La scena è quella di un abuso di potere perpetrato dal figlio arrogante del potente locale. Il copione, però, questa volta è stato meno prevedibile che in altre occasioni.
Il 16 ottobre, Li Qiming, figlio del vice capo della polizia del distretto Beishi di Baoding (Hebei), guidando in stato di ebbrezza una lussuosa Volkswagen Magotan nera ha investito due studentesse davanti a un supermercato dell’università dello Hebei. Una è rimasta uccisa, l’altra ferita gravemente, ma Li Qiming ha tirato dritto senza soccorrerle. Fermato da un gruppo di studenti e dalle guardie di sicurezza del campus, ha meravigliato tutti urlando: “Dai, denunciatemi pure, se avete il coraggio: mio padre è Li Gang”.
Nel giro di un paio di giorni l’espressione “mio padre è Li Gang” si è trasformata in un tormentone online. Uno slogan sinonimo di arroganza, prevaricazione e disuguaglianza sociale. I netizen hanno cominciato a creare canzoni e video con lo slogan e hanno pubblicamente additato le ricchezze private della famiglia Li, tra cui 5 lussuose residenze. La rabbia per l’ennesimo episodio di spregio della legge da parte di parenti di funzionari è diventata così forte che le autorità, per calmare i bollenti spiriti, hanno dovuto arrestare Li e mandare in onda sulla Tv nazionale due interviste in cui il giovane e il padre in lacrime si scusavano di quanto successo. L’assenza di contraddittorio e di spazio per i parenti delle ragazze, tuttavia, ha solo peggiorato le cose.
Le scuse sono state immediatamente etichettate come una farsa sia dai familiari della vittima che dagli utenti di internet, molti dei quali si sono dimostrati poco ottimisti sul fatto che Li Qiming venga punito come merita (ha commesso un reato che in Cina è passibile di pena di morte). Come spesso accade nel Celeste Impero, la rete si è rivelata l’unico luogo in cui la voce delle vittime di un sopruso ha la possibilità di farsi sentire.
L’artista dissidente Ai Weiwei, famoso per le sue battaglie in difesa dei diritti, ha filmato un’intervista al padre e al fratello della ventenne rimasta uccisa nell’incidente e l’ha postata online. Ad oggi, nonostante i ripetuti tentativi di censura, il video documentario “I fatti sono questi (mio padre è Li Gang)” continua a diffondersi.
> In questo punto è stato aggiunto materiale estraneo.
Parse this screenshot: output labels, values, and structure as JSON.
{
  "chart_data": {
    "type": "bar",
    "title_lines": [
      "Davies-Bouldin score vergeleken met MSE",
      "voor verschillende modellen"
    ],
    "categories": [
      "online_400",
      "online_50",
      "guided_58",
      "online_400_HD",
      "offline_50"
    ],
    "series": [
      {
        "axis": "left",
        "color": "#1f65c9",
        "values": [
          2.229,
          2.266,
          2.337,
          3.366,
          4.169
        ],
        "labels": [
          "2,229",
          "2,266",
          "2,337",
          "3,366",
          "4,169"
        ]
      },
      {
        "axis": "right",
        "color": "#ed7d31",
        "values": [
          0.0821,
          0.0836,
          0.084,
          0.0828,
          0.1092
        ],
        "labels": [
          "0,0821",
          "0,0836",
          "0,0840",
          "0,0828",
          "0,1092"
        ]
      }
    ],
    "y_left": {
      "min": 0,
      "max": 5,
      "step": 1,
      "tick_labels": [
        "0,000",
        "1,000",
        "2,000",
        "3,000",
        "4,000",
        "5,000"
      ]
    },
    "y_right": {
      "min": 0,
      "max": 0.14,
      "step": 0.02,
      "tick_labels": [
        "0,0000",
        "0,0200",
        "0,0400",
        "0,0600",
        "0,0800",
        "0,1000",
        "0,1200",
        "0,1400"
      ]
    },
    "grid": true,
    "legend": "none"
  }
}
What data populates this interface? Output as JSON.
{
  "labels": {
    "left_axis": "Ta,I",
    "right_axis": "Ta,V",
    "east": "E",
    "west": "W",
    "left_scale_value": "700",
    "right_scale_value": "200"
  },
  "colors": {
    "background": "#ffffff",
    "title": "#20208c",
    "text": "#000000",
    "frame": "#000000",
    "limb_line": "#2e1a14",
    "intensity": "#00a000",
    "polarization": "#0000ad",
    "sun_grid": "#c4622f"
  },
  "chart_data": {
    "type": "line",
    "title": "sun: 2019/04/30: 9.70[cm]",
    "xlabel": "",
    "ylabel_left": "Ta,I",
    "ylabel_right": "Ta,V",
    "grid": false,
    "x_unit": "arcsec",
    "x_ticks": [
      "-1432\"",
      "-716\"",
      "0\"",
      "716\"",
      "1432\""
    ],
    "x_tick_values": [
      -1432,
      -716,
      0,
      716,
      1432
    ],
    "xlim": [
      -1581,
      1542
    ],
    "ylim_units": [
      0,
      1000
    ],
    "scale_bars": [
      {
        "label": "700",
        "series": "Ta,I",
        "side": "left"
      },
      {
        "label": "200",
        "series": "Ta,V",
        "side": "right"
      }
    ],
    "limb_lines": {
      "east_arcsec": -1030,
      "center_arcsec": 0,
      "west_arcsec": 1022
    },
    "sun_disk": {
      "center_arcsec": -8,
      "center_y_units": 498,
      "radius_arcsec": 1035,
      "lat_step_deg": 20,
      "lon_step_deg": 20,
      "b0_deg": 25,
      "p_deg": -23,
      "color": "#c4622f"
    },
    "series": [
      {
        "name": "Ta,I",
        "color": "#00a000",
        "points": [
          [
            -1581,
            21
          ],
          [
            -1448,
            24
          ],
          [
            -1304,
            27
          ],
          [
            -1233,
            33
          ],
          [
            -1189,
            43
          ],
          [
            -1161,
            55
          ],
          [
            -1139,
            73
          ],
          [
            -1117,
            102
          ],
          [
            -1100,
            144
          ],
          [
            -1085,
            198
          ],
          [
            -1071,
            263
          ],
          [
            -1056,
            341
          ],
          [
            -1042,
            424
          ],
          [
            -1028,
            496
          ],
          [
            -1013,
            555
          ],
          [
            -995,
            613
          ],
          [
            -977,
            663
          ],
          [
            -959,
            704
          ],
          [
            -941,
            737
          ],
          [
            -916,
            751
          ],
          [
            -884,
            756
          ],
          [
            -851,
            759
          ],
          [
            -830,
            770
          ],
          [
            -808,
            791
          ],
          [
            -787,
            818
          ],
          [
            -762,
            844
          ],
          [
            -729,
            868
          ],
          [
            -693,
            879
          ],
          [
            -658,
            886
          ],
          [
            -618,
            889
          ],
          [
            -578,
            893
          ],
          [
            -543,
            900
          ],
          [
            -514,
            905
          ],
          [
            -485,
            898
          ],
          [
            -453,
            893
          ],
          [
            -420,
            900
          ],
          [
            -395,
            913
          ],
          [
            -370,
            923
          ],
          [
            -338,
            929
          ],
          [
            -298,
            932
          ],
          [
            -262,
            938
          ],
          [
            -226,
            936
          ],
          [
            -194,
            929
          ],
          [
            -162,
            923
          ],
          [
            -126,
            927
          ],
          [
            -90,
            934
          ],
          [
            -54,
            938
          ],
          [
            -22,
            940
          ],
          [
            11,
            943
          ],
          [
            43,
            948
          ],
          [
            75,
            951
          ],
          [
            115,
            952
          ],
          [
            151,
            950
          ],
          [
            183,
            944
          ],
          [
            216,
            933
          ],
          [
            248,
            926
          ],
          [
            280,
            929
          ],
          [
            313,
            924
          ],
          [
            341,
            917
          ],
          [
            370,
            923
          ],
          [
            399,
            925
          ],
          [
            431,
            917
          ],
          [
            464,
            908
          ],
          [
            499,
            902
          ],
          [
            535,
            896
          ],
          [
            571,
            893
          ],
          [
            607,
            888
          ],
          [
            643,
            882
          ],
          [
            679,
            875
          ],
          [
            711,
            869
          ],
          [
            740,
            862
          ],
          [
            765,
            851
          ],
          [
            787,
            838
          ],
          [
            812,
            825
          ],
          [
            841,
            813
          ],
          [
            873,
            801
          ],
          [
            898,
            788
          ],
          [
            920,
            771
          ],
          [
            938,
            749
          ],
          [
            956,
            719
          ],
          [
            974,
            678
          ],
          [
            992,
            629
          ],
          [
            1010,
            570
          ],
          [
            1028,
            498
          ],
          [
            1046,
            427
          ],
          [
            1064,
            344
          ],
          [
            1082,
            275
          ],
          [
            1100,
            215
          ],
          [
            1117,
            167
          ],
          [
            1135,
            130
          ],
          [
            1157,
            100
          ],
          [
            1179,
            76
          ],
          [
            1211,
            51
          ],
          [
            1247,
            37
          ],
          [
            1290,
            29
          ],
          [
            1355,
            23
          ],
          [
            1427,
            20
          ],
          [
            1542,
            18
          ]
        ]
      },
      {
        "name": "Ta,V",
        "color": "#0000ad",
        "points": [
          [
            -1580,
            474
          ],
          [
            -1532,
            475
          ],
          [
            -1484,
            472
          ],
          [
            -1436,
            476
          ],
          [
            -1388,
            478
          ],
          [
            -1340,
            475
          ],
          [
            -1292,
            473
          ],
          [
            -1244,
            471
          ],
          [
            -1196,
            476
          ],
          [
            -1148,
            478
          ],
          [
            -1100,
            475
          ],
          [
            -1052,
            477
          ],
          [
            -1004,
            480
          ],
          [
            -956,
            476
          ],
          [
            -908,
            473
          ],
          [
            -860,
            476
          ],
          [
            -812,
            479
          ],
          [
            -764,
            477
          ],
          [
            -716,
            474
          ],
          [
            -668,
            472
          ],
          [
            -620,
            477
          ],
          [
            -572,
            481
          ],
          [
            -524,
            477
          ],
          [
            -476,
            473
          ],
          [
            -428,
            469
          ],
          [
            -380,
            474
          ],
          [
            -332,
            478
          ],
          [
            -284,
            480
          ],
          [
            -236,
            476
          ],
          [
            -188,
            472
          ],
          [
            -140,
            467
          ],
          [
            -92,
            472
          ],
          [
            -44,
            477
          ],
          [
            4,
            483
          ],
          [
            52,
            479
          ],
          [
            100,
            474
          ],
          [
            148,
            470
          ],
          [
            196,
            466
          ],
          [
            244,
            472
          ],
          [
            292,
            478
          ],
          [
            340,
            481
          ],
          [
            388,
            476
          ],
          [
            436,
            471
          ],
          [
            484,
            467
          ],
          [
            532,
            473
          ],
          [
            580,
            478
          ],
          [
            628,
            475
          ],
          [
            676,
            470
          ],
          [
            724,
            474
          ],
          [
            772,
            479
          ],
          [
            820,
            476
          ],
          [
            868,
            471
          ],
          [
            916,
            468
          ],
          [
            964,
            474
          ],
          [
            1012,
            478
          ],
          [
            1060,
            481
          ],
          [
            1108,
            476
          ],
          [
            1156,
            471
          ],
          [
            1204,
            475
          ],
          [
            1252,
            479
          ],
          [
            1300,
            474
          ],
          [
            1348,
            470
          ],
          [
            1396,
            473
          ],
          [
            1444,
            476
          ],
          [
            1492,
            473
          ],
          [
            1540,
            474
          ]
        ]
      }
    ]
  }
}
“Li Qiming ha fatto valere il potere della sua famiglia, ha detto la frase inconsciamente. Molte persone ai giorni nostri fanno così. […] Visto che noi siamo gente comune della campagna, invitiamo tutta la società ad uscire allo scoperto e stare al nostro fianco”, dice Chen Lin, il fratello della vittima, nel filmato. Confessa anche di avere paura. E forse ha ragione. Al momento, in assenza di testimoni, sembra che la polizia abbia proposto alla famiglia della ragazza uccisa di chiudere la questione con un risarcimento. Non è chiaro se questa opzione possa bloccare l’inchiesta penale a carico di Li Qiming, cosa che provocherebbe nuovo sdegno popolare. Zhang Kai, l’avvocato della famiglia della vittima, intanto, starebbe subendo pressioni per abbandonare il caso.